Archive

Quotes

I even gave up, for a while, stopping by the window of the room to look out at the lights and deep, illuminated streets. That’s a form of dying, that losing contact with the city like that.

—Philip K. Dick, 1972

Just as language no longer has anything in common with the thing it names, so the movements of most of the people who live in cities have lost their connection with the earth; they hang, as it were, in the air, hover in all directions, and find no place where they can settle.

—Rainer Maria Rilke, 1903

By the blessing of the upright the city is exalted, but it is overthrown by the mouth of the wicked.

—Book of Proverbs, c. 350 BC

Does anybody really want to attend to cities other than to flee, fleece, privatize, butcher, or decimate them?

—Jane Holtz Kay, 1992

Great cities must ever be centers of light and darkness, the home of the best and the worst of our race, holding within themselves the highest talent for good and evil.

—Matthew Hale Smith, 1868

The life of the city never lets you go, nor do you ever want it to.

—Wallace Stevens, 1952

The more men are massed together, the more corrupt they become. Disease and vice are the sure results of overcrowded cities.

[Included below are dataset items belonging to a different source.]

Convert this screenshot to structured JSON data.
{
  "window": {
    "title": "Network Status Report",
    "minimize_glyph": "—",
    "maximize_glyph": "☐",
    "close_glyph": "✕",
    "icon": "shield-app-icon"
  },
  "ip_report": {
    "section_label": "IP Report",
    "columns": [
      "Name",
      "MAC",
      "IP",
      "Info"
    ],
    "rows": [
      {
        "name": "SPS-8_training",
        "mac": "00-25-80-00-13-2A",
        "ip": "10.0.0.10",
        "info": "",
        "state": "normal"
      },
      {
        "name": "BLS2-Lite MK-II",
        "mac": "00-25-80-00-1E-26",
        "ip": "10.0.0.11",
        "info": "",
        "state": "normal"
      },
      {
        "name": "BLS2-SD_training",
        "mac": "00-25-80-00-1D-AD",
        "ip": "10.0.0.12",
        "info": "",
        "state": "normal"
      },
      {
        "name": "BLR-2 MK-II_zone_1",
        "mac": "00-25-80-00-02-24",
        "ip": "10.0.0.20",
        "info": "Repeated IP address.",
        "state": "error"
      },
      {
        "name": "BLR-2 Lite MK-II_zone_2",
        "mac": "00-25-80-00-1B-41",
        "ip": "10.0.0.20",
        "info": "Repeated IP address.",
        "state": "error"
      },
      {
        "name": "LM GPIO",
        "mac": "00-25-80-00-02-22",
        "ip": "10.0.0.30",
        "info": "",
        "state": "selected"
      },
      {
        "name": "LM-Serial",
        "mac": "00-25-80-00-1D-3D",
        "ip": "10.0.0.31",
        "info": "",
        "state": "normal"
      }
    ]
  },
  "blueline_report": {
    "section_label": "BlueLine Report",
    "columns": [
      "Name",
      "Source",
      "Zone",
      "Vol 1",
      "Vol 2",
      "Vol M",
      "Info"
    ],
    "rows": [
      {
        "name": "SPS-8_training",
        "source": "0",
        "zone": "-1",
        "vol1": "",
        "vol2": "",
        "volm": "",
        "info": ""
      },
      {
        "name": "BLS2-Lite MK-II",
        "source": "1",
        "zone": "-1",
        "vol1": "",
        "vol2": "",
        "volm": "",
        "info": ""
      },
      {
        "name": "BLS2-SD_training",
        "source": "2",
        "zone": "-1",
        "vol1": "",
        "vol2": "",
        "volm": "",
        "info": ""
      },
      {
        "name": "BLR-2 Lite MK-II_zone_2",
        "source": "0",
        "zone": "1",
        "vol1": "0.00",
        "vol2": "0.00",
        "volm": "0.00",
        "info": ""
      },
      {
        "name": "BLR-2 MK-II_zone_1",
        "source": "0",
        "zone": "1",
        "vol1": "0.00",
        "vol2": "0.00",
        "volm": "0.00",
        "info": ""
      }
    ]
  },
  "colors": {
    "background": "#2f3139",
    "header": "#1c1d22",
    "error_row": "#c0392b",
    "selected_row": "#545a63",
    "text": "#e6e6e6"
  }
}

—Jean-Jacques Rousseau, 1762

We must consider that we shall be a city upon a hill. The eyes of all people are upon us, so that if we deal falsely with our God in this work we have undertaken, and so cause Him to withdraw His present help from us, we shall be made a story and a byword through the world.

—John Winthrop, 1630

Any city, however small, is in fact divided into two, one the city of the poor, the other of the rich; these are at war with one another.

—Plato, c. 378 BC

The seeds of civilization are in every culture, but it is city life that brings them to fruition.

—Susanne K. Langer, 1962

I have never felt salvation in nature. I love cities above all.

—Michelangelo Antonioni, 1967

Cities are the abyss of the human species.

—Jean-Jacques Rousseau, 1762

Often an entire city has suffered because of an evil man.